Perhaps the most potent part of this deep rejection lies in the fact that this most discarded Man did nothing to shield Himself from such profuse rejection. He did nothing to protect His heart from the hate, nothing to guard His person from the rage. In His sinlessness—free from pride and arrogance—He lacked the “self-centered” means found in the proud heart that so readily protects itself. The nature of compassion, that quality most attributed to Jesus, stands in direct opposition to the nature of pride. Only arrogance can forge walls and instigate “safe distances” from fellow human hearts. Only pride knows how to offer indifference and coldness to another. But Love knows no such response. Love bears all things and embraces every person in its path. Love so cherishes the individual heart that it always hears every word spoken without covering its ears, always sees every deed done without uncaringly looking away and always opens to every response offered without closing its heart.

Thus, Jesus did nothing that you or I would have so readily done to avert the crisis of the despising crowds and the betraying friends. When we would have made pride our ally by speaking condescending words to our accusers, Jesus was silent. When we would have warded off the rejections of men by rallying others to turn against our offender, Jesus refused to use His strength to belittle another. When we, at the very least, would have distanced our hearts in coldness from those despising us, His heart remained in the heat of love and never the aloofness of conceit. Jesus faced His offenders head on, allowing every wounding word to pierce Him and stripping not one sneering statement of its force.

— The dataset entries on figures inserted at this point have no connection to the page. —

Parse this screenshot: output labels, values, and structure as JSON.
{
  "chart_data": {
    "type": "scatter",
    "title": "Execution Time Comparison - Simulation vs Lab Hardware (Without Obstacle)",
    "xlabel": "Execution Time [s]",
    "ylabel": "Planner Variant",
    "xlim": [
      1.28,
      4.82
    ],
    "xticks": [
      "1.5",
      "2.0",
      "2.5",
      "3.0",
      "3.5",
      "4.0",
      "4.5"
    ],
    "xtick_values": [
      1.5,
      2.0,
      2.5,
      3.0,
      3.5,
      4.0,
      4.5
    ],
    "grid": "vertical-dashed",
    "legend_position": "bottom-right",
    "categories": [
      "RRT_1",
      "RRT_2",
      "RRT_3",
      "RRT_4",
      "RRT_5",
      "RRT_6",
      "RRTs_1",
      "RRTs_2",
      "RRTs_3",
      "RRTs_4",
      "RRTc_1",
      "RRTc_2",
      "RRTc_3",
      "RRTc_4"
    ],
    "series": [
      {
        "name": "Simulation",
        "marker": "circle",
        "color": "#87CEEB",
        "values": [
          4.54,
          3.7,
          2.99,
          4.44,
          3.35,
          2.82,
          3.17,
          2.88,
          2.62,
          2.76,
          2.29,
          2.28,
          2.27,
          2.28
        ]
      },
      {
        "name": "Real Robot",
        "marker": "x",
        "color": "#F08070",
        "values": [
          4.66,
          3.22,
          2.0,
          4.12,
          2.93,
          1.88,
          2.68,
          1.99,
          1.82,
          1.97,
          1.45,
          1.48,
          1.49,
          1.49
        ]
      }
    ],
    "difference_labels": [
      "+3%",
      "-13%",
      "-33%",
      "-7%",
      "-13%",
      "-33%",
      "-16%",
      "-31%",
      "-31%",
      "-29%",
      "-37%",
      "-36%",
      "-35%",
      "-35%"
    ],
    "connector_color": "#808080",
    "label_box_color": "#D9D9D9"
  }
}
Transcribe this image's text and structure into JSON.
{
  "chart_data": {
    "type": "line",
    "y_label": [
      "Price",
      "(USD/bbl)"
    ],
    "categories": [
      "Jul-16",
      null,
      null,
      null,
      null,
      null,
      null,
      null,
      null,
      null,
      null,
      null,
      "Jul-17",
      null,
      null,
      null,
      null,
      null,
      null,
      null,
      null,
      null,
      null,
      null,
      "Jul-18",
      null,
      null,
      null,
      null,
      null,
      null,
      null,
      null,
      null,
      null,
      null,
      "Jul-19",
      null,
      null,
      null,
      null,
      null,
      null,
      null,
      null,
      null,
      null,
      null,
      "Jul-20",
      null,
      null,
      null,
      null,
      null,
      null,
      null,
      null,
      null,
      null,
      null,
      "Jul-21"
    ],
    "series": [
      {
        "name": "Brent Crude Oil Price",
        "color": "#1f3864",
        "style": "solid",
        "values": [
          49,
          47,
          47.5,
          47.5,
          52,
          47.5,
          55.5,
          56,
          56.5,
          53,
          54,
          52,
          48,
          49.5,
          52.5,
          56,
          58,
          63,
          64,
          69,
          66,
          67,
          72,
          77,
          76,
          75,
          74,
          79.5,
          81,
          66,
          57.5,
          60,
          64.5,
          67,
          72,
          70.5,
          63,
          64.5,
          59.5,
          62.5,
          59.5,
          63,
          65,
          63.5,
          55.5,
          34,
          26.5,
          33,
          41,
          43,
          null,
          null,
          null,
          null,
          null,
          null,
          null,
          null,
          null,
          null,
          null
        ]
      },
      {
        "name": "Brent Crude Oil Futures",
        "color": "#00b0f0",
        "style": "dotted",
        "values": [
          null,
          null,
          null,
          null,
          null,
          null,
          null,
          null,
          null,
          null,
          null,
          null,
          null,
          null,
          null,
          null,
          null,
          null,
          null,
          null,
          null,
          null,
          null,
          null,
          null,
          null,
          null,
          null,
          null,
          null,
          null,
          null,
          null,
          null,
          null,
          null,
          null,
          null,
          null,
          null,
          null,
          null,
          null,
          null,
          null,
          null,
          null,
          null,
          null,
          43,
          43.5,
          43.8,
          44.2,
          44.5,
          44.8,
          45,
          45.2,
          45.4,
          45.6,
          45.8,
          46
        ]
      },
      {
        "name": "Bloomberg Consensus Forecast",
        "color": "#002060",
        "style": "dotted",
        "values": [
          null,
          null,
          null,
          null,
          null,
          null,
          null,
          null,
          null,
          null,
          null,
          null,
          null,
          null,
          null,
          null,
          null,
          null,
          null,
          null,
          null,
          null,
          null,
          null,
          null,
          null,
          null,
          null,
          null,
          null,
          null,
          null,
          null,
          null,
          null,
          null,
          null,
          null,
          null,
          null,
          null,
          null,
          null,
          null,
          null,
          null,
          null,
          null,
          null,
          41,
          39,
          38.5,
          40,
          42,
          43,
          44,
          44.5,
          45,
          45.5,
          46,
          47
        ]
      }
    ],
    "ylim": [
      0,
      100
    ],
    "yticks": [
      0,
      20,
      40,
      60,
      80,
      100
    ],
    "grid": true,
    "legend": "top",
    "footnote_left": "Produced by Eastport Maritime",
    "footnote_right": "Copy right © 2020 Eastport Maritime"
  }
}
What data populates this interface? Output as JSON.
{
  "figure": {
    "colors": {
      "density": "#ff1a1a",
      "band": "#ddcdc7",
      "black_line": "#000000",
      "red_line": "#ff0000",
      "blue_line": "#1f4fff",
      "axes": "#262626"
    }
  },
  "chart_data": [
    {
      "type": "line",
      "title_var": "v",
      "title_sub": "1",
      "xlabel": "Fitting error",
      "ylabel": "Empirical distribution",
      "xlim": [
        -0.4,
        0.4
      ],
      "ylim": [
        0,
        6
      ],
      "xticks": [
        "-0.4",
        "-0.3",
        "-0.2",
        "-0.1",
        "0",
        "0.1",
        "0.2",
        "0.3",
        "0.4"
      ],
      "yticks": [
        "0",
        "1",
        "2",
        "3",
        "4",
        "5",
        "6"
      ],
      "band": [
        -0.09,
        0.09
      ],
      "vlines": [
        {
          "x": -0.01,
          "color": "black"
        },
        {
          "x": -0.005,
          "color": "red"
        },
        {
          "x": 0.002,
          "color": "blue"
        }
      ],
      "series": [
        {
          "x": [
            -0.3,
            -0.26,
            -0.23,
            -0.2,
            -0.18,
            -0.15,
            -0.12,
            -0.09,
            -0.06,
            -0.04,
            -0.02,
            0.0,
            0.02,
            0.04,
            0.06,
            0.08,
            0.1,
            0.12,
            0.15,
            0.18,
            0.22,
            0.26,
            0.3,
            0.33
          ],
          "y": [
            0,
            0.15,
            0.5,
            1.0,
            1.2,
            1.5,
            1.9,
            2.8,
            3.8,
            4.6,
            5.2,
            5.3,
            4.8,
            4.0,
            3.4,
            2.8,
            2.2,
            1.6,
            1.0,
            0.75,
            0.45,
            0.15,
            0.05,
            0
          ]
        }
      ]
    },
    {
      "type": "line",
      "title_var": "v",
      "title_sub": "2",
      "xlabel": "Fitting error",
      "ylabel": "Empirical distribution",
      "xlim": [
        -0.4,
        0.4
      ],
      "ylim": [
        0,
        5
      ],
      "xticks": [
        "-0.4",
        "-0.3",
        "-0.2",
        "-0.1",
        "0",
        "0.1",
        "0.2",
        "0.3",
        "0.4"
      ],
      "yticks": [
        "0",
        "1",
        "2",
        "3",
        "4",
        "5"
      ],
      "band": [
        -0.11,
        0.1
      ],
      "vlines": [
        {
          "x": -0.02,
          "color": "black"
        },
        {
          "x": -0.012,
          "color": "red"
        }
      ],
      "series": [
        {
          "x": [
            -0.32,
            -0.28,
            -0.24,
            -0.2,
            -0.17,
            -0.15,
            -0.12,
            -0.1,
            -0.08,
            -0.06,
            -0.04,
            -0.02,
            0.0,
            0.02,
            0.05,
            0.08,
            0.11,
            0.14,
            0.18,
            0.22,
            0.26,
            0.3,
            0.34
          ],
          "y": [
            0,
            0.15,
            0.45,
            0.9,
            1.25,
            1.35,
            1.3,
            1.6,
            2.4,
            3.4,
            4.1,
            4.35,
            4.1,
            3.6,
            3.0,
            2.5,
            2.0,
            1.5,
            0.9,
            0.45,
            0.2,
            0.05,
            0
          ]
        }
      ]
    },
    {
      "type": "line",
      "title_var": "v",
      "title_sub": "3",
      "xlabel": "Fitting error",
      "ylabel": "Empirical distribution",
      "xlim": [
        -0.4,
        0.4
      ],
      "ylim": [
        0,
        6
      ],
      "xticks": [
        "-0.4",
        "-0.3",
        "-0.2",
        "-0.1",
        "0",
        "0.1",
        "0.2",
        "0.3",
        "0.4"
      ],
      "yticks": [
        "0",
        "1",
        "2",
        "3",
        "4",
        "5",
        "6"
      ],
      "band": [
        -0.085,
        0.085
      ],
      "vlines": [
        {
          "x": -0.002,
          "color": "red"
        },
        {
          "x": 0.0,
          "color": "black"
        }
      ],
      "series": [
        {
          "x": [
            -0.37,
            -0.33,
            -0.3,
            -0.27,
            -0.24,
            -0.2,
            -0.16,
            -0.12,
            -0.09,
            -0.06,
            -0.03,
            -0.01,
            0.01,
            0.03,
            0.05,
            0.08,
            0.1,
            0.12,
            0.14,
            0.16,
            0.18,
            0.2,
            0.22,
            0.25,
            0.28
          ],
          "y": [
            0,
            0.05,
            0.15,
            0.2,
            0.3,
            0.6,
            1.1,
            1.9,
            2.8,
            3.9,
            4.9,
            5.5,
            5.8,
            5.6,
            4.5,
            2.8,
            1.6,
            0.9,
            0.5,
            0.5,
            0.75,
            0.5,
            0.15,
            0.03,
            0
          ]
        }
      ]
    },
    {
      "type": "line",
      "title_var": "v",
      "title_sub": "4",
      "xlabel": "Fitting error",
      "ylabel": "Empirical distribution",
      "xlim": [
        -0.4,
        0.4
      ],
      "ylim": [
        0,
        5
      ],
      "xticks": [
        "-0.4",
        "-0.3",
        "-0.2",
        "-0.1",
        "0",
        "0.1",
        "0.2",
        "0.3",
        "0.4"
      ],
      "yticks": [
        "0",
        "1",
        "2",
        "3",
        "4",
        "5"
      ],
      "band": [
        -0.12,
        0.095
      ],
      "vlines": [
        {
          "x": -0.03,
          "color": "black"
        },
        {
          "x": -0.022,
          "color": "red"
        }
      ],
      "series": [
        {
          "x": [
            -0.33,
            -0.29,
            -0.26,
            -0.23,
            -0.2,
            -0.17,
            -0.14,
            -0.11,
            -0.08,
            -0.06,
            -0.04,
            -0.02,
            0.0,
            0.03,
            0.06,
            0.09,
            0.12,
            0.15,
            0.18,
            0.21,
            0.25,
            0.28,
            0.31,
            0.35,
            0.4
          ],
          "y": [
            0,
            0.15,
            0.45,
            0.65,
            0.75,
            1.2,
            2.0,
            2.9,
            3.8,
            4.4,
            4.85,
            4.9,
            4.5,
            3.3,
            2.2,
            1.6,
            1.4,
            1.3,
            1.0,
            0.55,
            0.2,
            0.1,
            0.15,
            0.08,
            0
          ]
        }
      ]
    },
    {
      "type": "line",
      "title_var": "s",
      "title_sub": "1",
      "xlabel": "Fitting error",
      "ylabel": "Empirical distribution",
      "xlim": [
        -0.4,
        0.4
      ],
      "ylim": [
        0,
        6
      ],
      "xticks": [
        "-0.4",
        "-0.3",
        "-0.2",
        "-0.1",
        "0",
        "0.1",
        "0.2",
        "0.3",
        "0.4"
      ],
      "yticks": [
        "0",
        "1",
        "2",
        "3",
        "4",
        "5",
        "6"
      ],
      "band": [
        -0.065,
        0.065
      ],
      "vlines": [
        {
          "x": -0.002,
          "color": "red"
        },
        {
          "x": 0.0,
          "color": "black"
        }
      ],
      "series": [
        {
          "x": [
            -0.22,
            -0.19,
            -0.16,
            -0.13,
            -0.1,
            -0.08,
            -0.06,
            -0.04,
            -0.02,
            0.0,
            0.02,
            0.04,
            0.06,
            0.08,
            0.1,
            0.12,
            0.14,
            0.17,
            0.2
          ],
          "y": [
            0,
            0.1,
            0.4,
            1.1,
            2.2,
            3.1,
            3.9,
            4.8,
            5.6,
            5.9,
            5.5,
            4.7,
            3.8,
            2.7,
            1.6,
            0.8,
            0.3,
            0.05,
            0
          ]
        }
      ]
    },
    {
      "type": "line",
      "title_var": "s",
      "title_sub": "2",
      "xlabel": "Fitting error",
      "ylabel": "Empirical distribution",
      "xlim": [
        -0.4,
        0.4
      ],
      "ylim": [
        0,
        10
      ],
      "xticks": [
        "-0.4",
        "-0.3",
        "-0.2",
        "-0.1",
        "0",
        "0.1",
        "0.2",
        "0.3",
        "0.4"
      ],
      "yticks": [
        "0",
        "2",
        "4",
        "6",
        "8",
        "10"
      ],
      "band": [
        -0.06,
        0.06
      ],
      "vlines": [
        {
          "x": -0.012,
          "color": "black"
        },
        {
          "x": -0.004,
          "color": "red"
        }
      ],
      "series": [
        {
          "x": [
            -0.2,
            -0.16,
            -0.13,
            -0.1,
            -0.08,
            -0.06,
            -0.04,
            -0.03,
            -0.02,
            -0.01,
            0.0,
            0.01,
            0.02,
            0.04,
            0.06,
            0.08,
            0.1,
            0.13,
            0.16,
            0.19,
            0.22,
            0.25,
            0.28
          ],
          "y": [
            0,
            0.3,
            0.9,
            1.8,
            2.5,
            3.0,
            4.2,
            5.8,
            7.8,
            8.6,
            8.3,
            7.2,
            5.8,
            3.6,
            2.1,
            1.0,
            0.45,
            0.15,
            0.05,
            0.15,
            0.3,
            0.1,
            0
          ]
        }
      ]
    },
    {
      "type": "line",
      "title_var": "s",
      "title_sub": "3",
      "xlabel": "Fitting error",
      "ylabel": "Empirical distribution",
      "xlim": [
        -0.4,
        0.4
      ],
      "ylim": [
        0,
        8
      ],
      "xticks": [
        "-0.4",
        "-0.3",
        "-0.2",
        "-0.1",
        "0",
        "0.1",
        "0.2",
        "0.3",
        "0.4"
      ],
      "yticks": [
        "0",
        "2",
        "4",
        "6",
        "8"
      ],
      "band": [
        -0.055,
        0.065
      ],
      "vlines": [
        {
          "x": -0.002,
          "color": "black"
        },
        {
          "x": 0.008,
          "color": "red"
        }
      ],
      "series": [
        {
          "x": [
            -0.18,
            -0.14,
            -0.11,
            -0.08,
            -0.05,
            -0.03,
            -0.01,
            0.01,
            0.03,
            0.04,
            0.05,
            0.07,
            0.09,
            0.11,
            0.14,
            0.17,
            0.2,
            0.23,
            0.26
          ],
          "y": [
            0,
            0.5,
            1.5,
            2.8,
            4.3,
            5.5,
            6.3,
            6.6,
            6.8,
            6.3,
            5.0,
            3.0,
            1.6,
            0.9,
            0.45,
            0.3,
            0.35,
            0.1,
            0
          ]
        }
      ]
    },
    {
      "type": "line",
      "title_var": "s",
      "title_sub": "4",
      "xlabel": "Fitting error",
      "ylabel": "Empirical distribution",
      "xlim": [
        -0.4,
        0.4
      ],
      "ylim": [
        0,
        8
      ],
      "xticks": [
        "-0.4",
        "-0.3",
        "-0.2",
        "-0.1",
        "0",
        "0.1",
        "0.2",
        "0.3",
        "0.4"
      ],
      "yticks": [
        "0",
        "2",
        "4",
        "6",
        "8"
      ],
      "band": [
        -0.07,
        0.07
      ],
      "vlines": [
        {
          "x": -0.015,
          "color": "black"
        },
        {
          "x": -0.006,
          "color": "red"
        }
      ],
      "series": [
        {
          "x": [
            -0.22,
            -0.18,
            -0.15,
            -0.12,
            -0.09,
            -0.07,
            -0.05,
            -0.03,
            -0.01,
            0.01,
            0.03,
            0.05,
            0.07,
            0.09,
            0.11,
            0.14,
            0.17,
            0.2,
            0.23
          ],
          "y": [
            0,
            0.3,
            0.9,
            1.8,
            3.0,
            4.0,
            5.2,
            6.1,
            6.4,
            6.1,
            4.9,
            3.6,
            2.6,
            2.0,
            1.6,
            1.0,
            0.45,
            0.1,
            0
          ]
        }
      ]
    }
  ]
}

He received into His heart every denunciation without so much as putting up one inward barrier of self-preservation to guard Himself from its blow. And this stunning mutilation of heart only multiplies when it is compounded with the truth that He knew the hearts of men from the inside out, He considered their bitter thoughts even when words weren’t spoken and actions weren’t taken. Not only was He wounded and afflicted by the spokens but by the unspokens, not only by the actions, but by the inward, hidden aggressions. He truly bore our griefs within Himself and without so much as even slightly buffering their blow; He carried our sorrows heavily upon Him all the way to the Cross.